Persuasion is an important skill for designers: to convince the audience of an idea is it to allow it take root and evolve. Unfortunately, I never have been convinced of my persuasive powers, which is why I am always on the look out for useful tools of persuasion. The following two approaches from very different sources caught my attention this week. Add them to your thinking toolkits if you think they are of use.
The case High Speed 2 and the Overton Window
I first read about the concept of the Overton Window in Owen Jones’s excellent book, ‘The Establishment’. The Overton Window is the range of ideas that the public will accept. This range is not necessarily fixed and can be stretched or shifted one way or the other. Jones argues that the UK ‘establishment’ has successfully shifted the Overton Window in the UK by supporting pressure groups that consistently present in the media opinions to the right of popular acceptability. Over time and exposure these once-extreme views become more acceptable, shifting the Overton Window to the right. In this article from the US National Review the author claims the Overton Window in the US is moving the other way, although I can’t say I agree.

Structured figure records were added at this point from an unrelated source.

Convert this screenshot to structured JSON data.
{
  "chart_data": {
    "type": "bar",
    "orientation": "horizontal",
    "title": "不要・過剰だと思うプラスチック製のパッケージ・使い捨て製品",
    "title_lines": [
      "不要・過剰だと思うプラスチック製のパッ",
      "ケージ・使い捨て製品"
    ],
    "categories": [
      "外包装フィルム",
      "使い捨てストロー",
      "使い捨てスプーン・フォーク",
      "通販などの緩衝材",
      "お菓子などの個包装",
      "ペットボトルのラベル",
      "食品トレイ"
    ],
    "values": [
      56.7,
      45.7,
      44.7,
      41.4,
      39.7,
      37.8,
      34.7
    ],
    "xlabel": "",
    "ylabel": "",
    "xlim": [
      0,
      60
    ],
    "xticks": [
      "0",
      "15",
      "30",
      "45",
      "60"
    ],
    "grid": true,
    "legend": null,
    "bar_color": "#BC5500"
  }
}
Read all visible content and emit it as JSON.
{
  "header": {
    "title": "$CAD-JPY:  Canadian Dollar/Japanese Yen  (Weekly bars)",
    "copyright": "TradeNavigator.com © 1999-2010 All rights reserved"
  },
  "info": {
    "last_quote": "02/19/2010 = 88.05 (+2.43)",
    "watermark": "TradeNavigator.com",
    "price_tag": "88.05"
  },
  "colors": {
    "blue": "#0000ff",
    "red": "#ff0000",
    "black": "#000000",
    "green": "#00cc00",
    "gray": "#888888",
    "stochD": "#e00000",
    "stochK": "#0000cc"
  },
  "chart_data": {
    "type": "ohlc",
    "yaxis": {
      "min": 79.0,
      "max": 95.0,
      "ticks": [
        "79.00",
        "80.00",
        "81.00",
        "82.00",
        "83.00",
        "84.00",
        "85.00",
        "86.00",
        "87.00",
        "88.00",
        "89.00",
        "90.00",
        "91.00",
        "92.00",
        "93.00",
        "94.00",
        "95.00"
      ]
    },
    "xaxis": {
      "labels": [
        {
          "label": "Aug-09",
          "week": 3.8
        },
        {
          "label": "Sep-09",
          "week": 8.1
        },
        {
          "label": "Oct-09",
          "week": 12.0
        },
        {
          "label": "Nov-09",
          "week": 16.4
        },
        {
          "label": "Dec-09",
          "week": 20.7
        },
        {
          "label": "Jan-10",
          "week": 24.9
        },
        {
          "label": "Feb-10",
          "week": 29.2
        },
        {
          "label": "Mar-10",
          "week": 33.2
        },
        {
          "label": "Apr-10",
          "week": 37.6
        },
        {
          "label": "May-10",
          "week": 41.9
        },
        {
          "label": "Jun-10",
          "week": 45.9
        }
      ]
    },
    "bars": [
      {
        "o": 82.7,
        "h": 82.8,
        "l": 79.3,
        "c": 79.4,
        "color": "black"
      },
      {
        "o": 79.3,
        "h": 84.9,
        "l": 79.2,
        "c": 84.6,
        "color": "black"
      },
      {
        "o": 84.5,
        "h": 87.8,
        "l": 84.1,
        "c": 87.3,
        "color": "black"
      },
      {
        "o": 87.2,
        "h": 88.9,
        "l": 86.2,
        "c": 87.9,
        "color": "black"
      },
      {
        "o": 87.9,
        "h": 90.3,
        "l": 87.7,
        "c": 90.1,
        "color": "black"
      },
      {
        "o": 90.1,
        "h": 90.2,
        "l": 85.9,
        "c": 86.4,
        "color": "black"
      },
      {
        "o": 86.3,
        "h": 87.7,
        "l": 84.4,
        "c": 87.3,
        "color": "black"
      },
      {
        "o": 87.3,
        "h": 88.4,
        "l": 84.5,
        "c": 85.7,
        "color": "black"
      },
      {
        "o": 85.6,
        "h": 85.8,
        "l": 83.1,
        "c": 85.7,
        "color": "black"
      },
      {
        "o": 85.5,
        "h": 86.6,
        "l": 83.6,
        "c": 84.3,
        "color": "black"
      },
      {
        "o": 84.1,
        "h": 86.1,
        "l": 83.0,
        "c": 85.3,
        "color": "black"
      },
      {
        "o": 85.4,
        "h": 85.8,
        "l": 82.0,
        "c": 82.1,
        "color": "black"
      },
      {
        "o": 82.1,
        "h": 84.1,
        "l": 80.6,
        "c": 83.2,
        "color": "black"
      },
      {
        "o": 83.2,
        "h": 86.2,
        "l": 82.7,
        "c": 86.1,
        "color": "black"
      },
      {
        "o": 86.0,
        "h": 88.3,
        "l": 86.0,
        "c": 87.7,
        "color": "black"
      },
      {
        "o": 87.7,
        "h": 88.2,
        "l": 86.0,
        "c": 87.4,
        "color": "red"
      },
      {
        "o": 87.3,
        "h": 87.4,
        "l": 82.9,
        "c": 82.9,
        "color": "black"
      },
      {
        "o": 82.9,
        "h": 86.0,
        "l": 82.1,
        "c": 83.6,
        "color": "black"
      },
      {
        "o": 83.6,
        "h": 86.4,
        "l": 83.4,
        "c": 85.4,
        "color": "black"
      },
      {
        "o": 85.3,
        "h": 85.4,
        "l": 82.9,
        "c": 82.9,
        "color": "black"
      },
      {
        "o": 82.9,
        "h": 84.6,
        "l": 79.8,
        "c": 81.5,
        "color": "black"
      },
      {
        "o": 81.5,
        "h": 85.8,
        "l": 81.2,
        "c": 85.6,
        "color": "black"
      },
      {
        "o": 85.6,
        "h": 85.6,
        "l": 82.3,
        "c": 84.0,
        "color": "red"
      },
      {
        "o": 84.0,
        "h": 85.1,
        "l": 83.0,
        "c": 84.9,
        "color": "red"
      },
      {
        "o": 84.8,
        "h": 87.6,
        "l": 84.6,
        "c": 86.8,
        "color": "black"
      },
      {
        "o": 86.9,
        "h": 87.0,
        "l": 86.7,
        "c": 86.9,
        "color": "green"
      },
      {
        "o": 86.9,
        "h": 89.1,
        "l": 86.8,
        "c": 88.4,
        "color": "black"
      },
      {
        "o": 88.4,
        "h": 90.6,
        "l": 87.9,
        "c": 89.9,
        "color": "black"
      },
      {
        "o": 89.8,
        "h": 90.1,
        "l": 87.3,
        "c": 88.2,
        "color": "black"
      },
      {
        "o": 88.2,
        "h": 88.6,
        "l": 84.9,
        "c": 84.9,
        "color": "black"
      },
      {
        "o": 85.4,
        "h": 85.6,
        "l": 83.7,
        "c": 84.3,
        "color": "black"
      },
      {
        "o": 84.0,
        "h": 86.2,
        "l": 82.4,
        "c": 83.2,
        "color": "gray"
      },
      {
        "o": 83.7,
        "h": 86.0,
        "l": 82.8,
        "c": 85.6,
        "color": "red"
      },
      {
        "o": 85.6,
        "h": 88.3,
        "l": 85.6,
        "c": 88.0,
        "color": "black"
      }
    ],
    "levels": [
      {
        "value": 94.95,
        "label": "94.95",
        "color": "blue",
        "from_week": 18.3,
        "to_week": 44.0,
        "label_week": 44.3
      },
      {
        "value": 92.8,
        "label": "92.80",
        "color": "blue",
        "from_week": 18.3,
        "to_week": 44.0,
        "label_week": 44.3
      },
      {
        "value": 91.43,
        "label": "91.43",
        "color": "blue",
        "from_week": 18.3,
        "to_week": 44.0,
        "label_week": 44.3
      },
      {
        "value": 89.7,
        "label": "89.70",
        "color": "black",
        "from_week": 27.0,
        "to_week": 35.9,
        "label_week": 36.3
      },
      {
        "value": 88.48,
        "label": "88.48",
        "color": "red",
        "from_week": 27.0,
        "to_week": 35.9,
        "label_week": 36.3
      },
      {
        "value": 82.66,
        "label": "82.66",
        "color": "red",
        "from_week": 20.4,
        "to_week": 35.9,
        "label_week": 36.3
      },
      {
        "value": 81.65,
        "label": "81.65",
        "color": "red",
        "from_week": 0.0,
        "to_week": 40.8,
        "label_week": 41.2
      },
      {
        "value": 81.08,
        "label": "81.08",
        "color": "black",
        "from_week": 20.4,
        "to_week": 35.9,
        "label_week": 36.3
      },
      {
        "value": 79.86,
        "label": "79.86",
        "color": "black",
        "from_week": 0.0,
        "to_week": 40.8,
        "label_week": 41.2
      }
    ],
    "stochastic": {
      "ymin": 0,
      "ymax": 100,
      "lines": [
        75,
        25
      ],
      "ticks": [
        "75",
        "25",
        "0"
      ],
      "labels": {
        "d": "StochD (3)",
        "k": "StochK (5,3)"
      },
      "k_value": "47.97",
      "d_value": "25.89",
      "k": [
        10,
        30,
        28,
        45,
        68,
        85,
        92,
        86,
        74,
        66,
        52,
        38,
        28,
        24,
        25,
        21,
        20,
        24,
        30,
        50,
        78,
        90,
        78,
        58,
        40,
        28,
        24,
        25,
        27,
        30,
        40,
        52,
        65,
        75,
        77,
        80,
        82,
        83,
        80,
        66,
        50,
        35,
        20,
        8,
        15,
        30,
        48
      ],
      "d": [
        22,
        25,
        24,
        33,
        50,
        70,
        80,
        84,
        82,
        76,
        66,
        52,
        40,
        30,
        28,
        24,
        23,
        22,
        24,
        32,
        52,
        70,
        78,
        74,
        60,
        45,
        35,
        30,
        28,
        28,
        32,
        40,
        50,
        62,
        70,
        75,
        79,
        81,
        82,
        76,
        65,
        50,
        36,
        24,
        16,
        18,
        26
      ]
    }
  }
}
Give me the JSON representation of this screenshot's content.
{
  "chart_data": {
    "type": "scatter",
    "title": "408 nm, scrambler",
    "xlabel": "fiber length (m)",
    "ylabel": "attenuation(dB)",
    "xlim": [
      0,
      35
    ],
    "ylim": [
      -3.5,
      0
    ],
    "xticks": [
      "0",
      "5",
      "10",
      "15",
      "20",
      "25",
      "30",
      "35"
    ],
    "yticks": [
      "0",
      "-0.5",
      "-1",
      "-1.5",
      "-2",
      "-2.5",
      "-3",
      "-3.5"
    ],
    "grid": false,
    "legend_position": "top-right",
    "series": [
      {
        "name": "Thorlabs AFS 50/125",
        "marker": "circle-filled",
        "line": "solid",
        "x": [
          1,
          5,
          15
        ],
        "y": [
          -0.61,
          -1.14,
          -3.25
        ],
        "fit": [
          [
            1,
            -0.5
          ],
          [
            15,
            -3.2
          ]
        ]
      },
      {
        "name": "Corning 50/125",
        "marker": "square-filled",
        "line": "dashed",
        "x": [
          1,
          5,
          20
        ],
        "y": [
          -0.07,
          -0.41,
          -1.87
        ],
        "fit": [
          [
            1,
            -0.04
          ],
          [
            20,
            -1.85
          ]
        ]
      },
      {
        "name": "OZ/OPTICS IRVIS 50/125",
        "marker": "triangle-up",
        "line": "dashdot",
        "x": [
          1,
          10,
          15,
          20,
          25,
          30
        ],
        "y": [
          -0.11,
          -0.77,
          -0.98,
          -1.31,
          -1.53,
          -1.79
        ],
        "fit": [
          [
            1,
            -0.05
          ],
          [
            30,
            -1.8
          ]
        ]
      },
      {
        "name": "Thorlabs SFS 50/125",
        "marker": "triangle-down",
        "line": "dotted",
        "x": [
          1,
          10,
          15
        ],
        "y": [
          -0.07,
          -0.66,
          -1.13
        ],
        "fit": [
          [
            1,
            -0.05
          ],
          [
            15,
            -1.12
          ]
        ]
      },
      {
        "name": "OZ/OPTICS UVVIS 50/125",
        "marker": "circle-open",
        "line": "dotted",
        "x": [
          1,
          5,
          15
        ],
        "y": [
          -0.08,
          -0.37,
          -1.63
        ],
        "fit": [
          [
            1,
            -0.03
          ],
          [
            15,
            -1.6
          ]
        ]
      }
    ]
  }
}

From an engineering design point of view, it is interesting to see how the high-speed rail Overton Window has shifted, as described by Simon Jenkins in his article ‘HS2: the zombie train that refuses to die’. When the first enthusiasts started proposing high-speed rail in the 80s, the railways were in decline – it was an extreme view. Then, little by little, things nudged the terms of the debate towards acceptability: the construction of the channel tunnel; the lack of high-speed line to the tunnel; the eventual opening of the first high-speed line to the tunnel; how high-speed rail could see off the need for a third runway at Heathrow. Eventually, the terms of the debate shifted from whether or not to have a high-speed line, to which route it would take.
And so, there we have persuasive tool number one. It is possible to shift an audience to your way of thinking by consistently and repeatedly advocating ideas that are just beyond acceptability and looking for small wins that slowly shift the Overton Window in your favour. Think of it more as a stopping train than a high-speed approach.
Seneca says don’t be scruffy
My second persuasive tool is not so much a technique but a starting point and comes from Seneca’s ‘Letters from a Stoic’. In his fifth letter he advises his correspondent to
“avoid shabby attire, long hair, an unkempt beard, an outspoken dislike of silverware, sleeping on the ground and all other misguided means to self-advertisement”
The aim of his advice is to make his friend, a fellow philosopher, more acceptable in appearance to his audience so that he may may have more influence over them. He goes on,
“Let our way of life be not diametrically opposed to, but better than that of the mob. Otherwise we shall repel and alienate the very people whose reform we desire”.
And so there we have our second tool of persuasion: don’t be so extreme as to put people off. Be of them, be recognisable to them so that they might accept you.
I encountered these two approaches in the same week, and initially thought them opposed: one is to champion views from the extremes and draw people towards them; the other is to champion views from a position of acceptability. So which is better?
Seneca anticipates and resolves this paradox for us by recommending that,
“one’s life should be a compromise between the ideal and the popular morality. People should admire our way of life but they should at this time find it understandable.”
So perhaps where these approaches meet, and where designers should aim for is acceptable unacceptability.